Speaking to people working and volunteering on the ‘hotspot’ islands this summer it was highlighted to me that there have been new incidents of criminalisation not only of people supporting people crossing borders to seek safety, such as the Lesvos case cited by Lawlor, but also of people themselves crossing borders to seek safety. In particular, those people assumed to be driving boats are once again being accused of being smugglers, with a number of charges reported in recent weeks. Yet such accusations don’t properly recognise the reality faced by people in this position, and the reality of being forced to use these irregular methods of entering Europe to seek safety. As I Have Rights point out, ‘often, smugglers abandon people at sea, leaving asylum seekers to fend for themselves by driving the boat to safety’. This does not make these people ‘boat drivers’ or ‘smugglers’ as they are accused of in these criminal charges, but rather people trying to protect themselves and others from the risk of losing their lives at sea.

Such an approach of criminalisation has had tragic consequences in the past with people who have lost children at sea accused of endangering the life of their child and being criminally charged, and those who have taken over the role of driving the boat, with the aim of bringing their fellow passengers to safety, accused of smuggling. In the case of Hasan, one of the #Samos2, he was threatened with 230 years in prison for the suspected crime of ‘transportation of 24 third-country nationals into Greek territory without permission (smuggling), with the aggravating circumstances of endangering the lives of 23 and causing the death of one’.

Yet the reality is that anyone in that position would do everything they can to try save the lives of themselves and the people they are travelling with, who are seeking safety inside the borders of the EU. On the day of the verdict in the #Samos2 case in May 2022, Hasan was sentenced to 1 year and 5 months on probation.
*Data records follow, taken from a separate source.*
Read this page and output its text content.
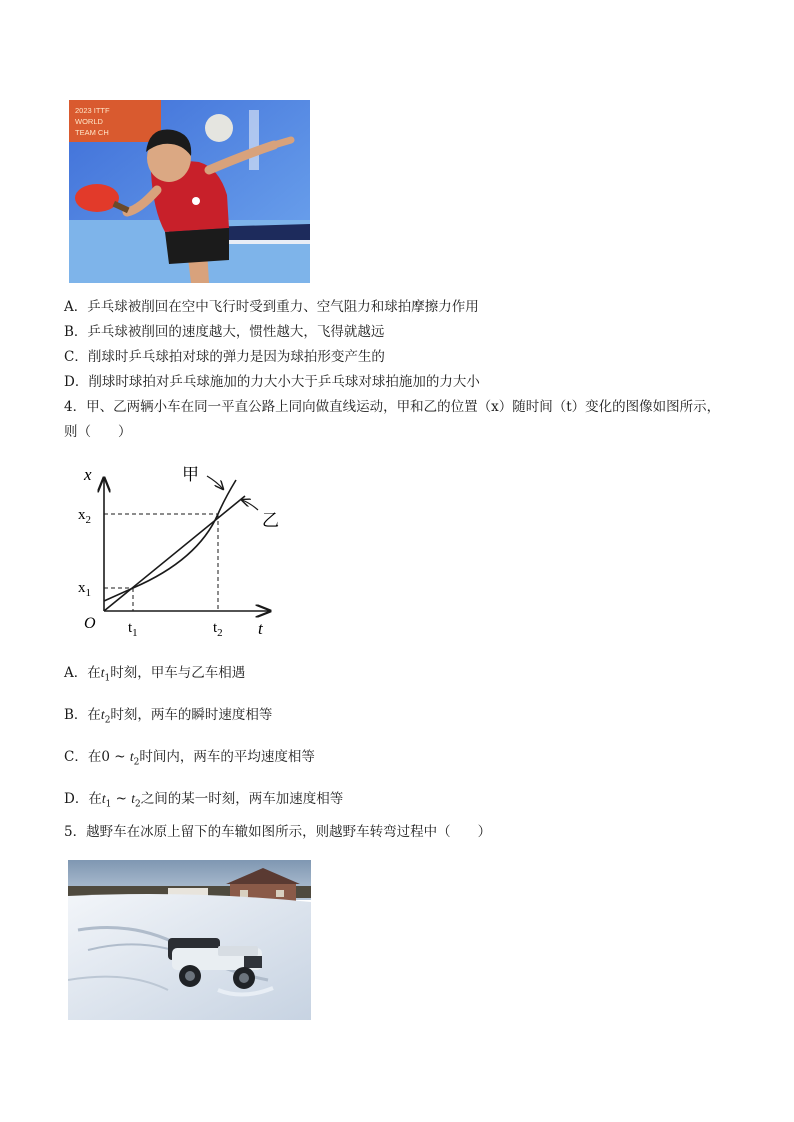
2023 ITTF
WORLD
TEAM CH
A．乒乓球被削回在空中飞行时受到重力、空气阻力和球拍摩擦力作用
B．乒乓球被削回的速度越大，惯性越大，飞得就越远
C．削球时乒乓球拍对球的弹力是因为球拍形变产生的
D．削球时球拍对乒乓球施加的力大小大于乒乓球对球拍施加的力大小
4．甲、乙两辆小车在同一平直公路上同向做直线运动，甲和乙的位置（x）随时间（t）变化的图像如图所示，
则（　　）
x
t
O
甲
乙
$x_2$
$x_1$
$t_1$	$t_2$
A．在$t_1$时刻，甲车与乙车相遇
B．在$t_2$时刻，两车的瞬时速度相等
C．在0 ~ $t_2$时间内，两车的平均速度相等
D．在$t_1$ ~ $t_2$之间的某一时刻，两车加速度相等
5．越野车在冰原上留下的车辙如图所示，则越野车转弯过程中（　　）
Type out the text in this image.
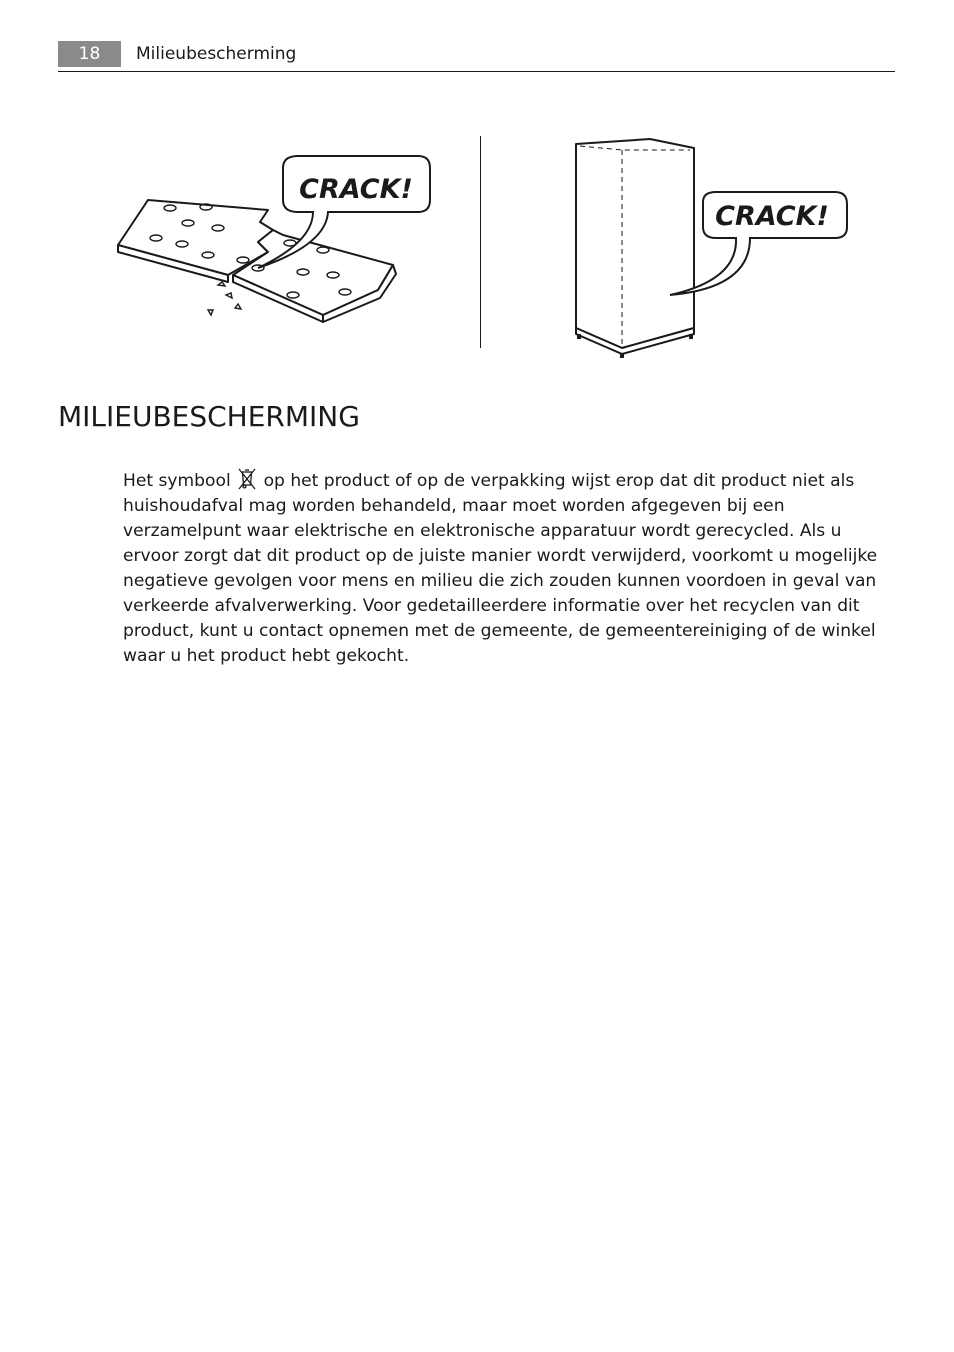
18	Milieubescherming
CRACK!
CRACK!
MILIEUBESCHERMING

Het symbool op het product of op de verpakking wijst erop dat dit product niet als huishoudafval mag worden behandeld, maar moet worden afgegeven bij een verzamelpunt waar elektrische en elektronische apparatuur wordt gerecycled. Als u ervoor zorgt dat dit product op de juiste manier wordt verwijderd, voorkomt u mogelijke negatieve gevolgen voor mens en milieu die zich zouden kunnen voordoen in geval van verkeerde afvalverwerking. Voor gedetailleerdere informatie over het recyclen van dit product, kunt u contact opnemen met de gemeente, de gemeentereiniging of de winkel waar u het product hebt gekocht.
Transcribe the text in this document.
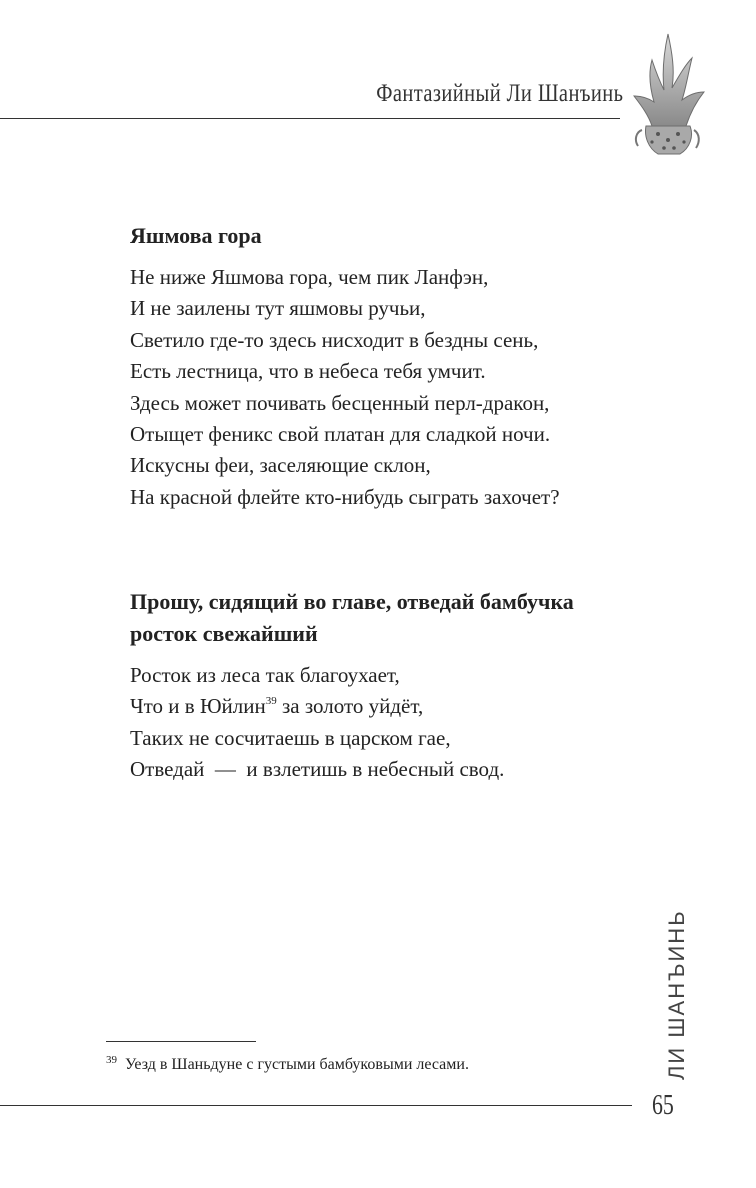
Фантазийный Ли Шанъинь
Яшмова гора
Не ниже Яшмова гора, чем пик Ланфэн,
И не заилены тут яшмовы ручьи,
Светило где-то здесь нисходит в бездны сень,
Есть лестница, что в небеса тебя умчит.
Здесь может почивать бесценный перл-дракон,
Отыщет феникс свой платан для сладкой ночи.
Искусны феи, заселяющие склон,
На красной флейте кто-нибудь сыграть захочет?
Прошу, сидящий во главе, отведай бамбучка
росток свежайший
Росток из леса так благоухает,
Что и в Юйлин$^{39}$ за золото уйдёт,
Таких не сосчитаешь в царском гае,
Отведай  —  и взлетишь в небесный свод.
$^{39}$ Уезд в Шаньдуне с густыми бамбуковыми лесами.	ЛИ ШАНЪИНЬ
65
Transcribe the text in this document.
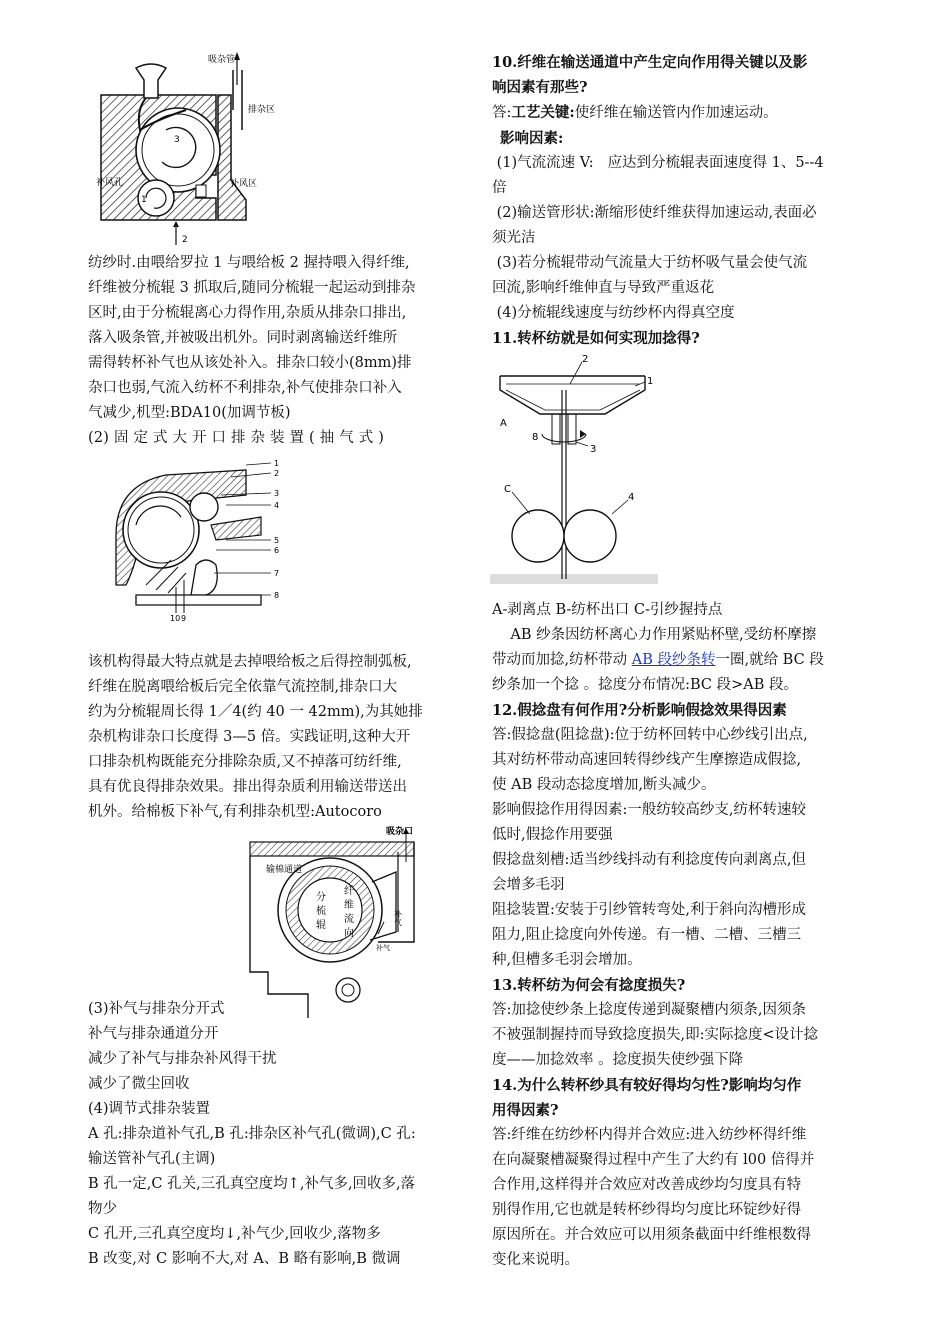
吸杂管
排杂区
补风孔	补风区
3
1
2

纺纱时.由喂给罗拉 1 与喂给板 2 握持喂入得纤维,

纤维被分梳辊 3 抓取后,随同分梳辊一起运动到排杂

区时,由于分梳辊离心力得作用,杂质从排杂口排出,

落入吸条管,并被吸出机外。同时剥离输送纤维所

需得转杯补气也从该处补入。排杂口较小(8mm)排

杂口也弱,气流入纺杯不利排杂,补气使排杂口补入

气减少,机型:BDA10(加调节板)

(2) 固 定 式 大 开 口 排 杂 装 置 ( 抽 气 式 )

1
2
3
4
5
6
7
8
10 9

该机构得最大特点就是去掉喂给板之后得控制弧板,

纤维在脱离喂给板后完全依靠气流控制,排杂口大

约为分梳辊周长得 1／4(约 40 一 42mm),为其她排

杂机构诽杂口长度得 3—5 倍。实践证明,这种大开

口排杂机构既能充分排除杂质,又不掉落可纺纤维,

具有优良得排杂效果。排出得杂质利用输送带送出

机外。给棉板下补气,有利排杂机型:Autocoro

吸杂口
输棉通道
分
梳
辊
纤
维
流
向
补气
补气

(3)补气与排杂分开式

补气与排杂通道分开

减少了补气与排杂补风得干扰

减少了微尘回收

(4)调节式排杂装置

A 孔:排杂道补气孔,B 孔:排杂区补气孔(微调),C 孔:

输送管补气孔(主调)

B 孔一定,C 孔关,三孔真空度均↑,补气多,回收多,落

物少

C 孔开,三孔真空度均↓,补气少,回收少,落物多

B 改变,对 C 影响不大,对 A、B 略有影响,B 微调

10.纤维在输送通道中产生定向作用得关键以及影

响因素有那些?

答:工艺关键:使纤维在输送管内作加速运动。

影响因素:

(1)气流流速 V:   应达到分梳辊表面速度得 1、5--4

倍

(2)输送管形状:渐缩形使纤维获得加速运动,表面必

须光洁

(3)若分梳辊带动气流量大于纺杯吸气量会使气流

回流,影响纤维伸直与导致严重返花

(4)分梳辊线速度与纺纱杯内得真空度

11.转杯纺就是如何实现加捻得?

2
1
A
8
3
C
4

A-剥离点 B-纺杯出口 C-引纱握持点

AB 纱条因纺杯离心力作用紧贴杯壁,受纺杯摩擦

带动而加捻,纺杯带动 AB 段纱条转一圈,就给 BC 段

纱条加一个捻 。捻度分布情况:BC 段>AB 段。

12.假捻盘有何作用?分析影响假捻效果得因素

答:假捻盘(阻捻盘):位于纺杯回转中心纱线引出点,

其对纺杯带动高速回转得纱线产生摩擦造成假捻,

使 AB 段动态捻度增加,断头减少。

影响假捻作用得因素:一般纺较高纱支,纺杯转速较

低时,假捻作用要强

假捻盘刻槽:适当纱线抖动有利捻度传向剥离点,但

会增多毛羽

阻捻装置:安装于引纱管转弯处,利于斜向沟槽形成

阻力,阻止捻度向外传递。有一槽、二槽、三槽三

种,但槽多毛羽会增加。

13.转杯纺为何会有捻度损失?

答:加捻使纱条上捻度传递到凝聚槽内须条,因须条

不被强制握持而导致捻度损失,即:实际捻度<设计捻

度——加捻效率 。捻度损失使纱强下降

14.为什么转杯纱具有较好得均匀性?影响均匀作

用得因素?

答:纤维在纺纱杯内得并合效应:进入纺纱杯得纤维

在向凝聚槽凝聚得过程中产生了大约有 l00 倍得并

合作用,这样得并合效应对改善成纱均匀度具有特

别得作用,它也就是转杯纱得均匀度比环锭纱好得

原因所在。并合效应可以用须条截面中纤维根数得

变化来说明。
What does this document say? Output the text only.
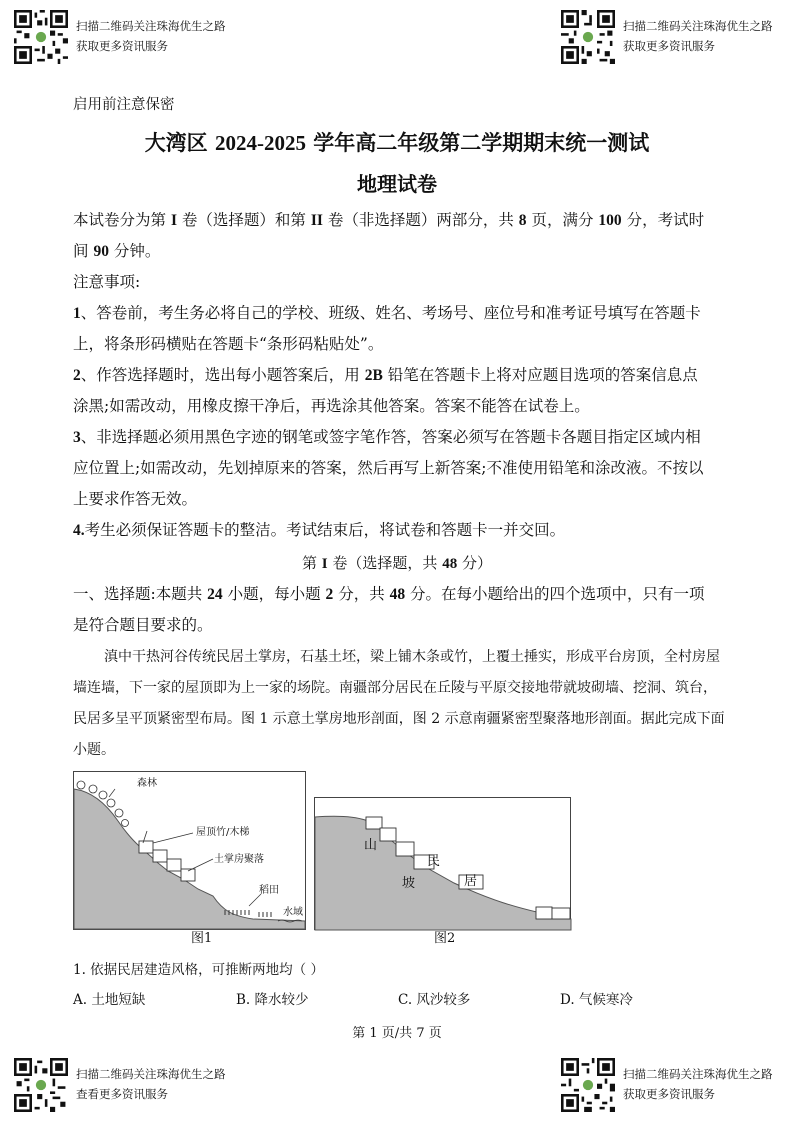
扫描二维码关注珠海优生之路
获取更多资讯服务
扫描二维码关注珠海优生之路
获取更多资讯服务
扫描二维码关注珠海优生之路
查看更多资讯服务
扫描二维码关注珠海优生之路
获取更多资讯服务
启用前注意保密
大湾区 2024-2025 学年高二年级第二学期期末统一测试
地理试卷
本试卷分为第 I 卷（选择题）和第 II 卷（非选择题）两部分，共 8 页，满分 100 分，考试时
间 90 分钟。
注意事项:
1、答卷前，考生务必将自己的学校、班级、姓名、考场号、座位号和准考证号填写在答题卡
上，将条形码横贴在答题卡“条形码粘贴处”。
2、作答选择题时，选出每小题答案后，用 2B 铅笔在答题卡上将对应题目选项的答案信息点
涂黑;如需改动，用橡皮擦干净后，再选涂其他答案。答案不能答在试卷上。
3、非选择题必须用黑色字迹的钢笔或签字笔作答，答案必须写在答题卡各题目指定区域内相
应位置上;如需改动，先划掉原来的答案，然后再写上新答案;不准使用铅笔和涂改液。不按以
上要求作答无效。
4.考生必须保证答题卡的整洁。考试结束后，将试卷和答题卡一并交回。
第 I 卷（选择题，共 48 分）
一、选择题:本题共 24 小题，每小题 2 分，共 48 分。在每小题给出的四个选项中，只有一项
是符合题目要求的。
滇中干热河谷传统民居土掌房，石基土坯，梁上铺木条或竹，上覆土捶实，形成平台房顶，全村房屋
墙连墙，下一家的屋顶即为上一家的场院。南疆部分居民在丘陵与平原交接地带就坡砌墙、挖洞、筑台，
民居多呈平顶紧密型布局。图 1 示意土掌房地形剖面，图 2 示意南疆紧密型聚落地形剖面。据此完成下面
小题。
森林
屋顶竹/木梯
土掌房聚落
稻田
水域
图1
山
民
坡	居
图2
1. 依据民居建造风格，可推断两地均（ ）
A. 土地短缺	B. 降水较少	C. 风沙较多	D. 气候寒冷
第 1 页/共 7 页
Achim Rollhäuser, who observed the trial as a member of the European Democratic Lawyers, argued that such a verdict was predictable. Particularly, ‘that Hasan, the boat driver, was convicted. He had to be the scapegoat. A person, a child indeed, had died; this could not go unpunished. Since neither the Greek Coast Guard, nor the Greek State as a whole, nor the EU with its murderous border policy, could be held responsible by the court, the only option was to blame the refugee who steered the boat’.

What each of these cases has in common then, is not the accusations being faced, or the people facing them, many of whom have different experiences, backgrounds and relationships with the borders of the EU. Rather what they have in common is the concerning and ‘disturbing’ trend in which those seeking safety and the people trying to support them are being prevented from doing so, and criminalised in the process, while State and EU actors whose duty it is to offer these protections are not only failing to do so, but are also looking to criminalise those who are trying to fill the gaps they leave behind. As Rollhäuser pointed out, it is the borders themselves and the policies that enforce them that are ‘murderous’, but it is cruelly and intentionally the people who are looking to overcome them who are punished.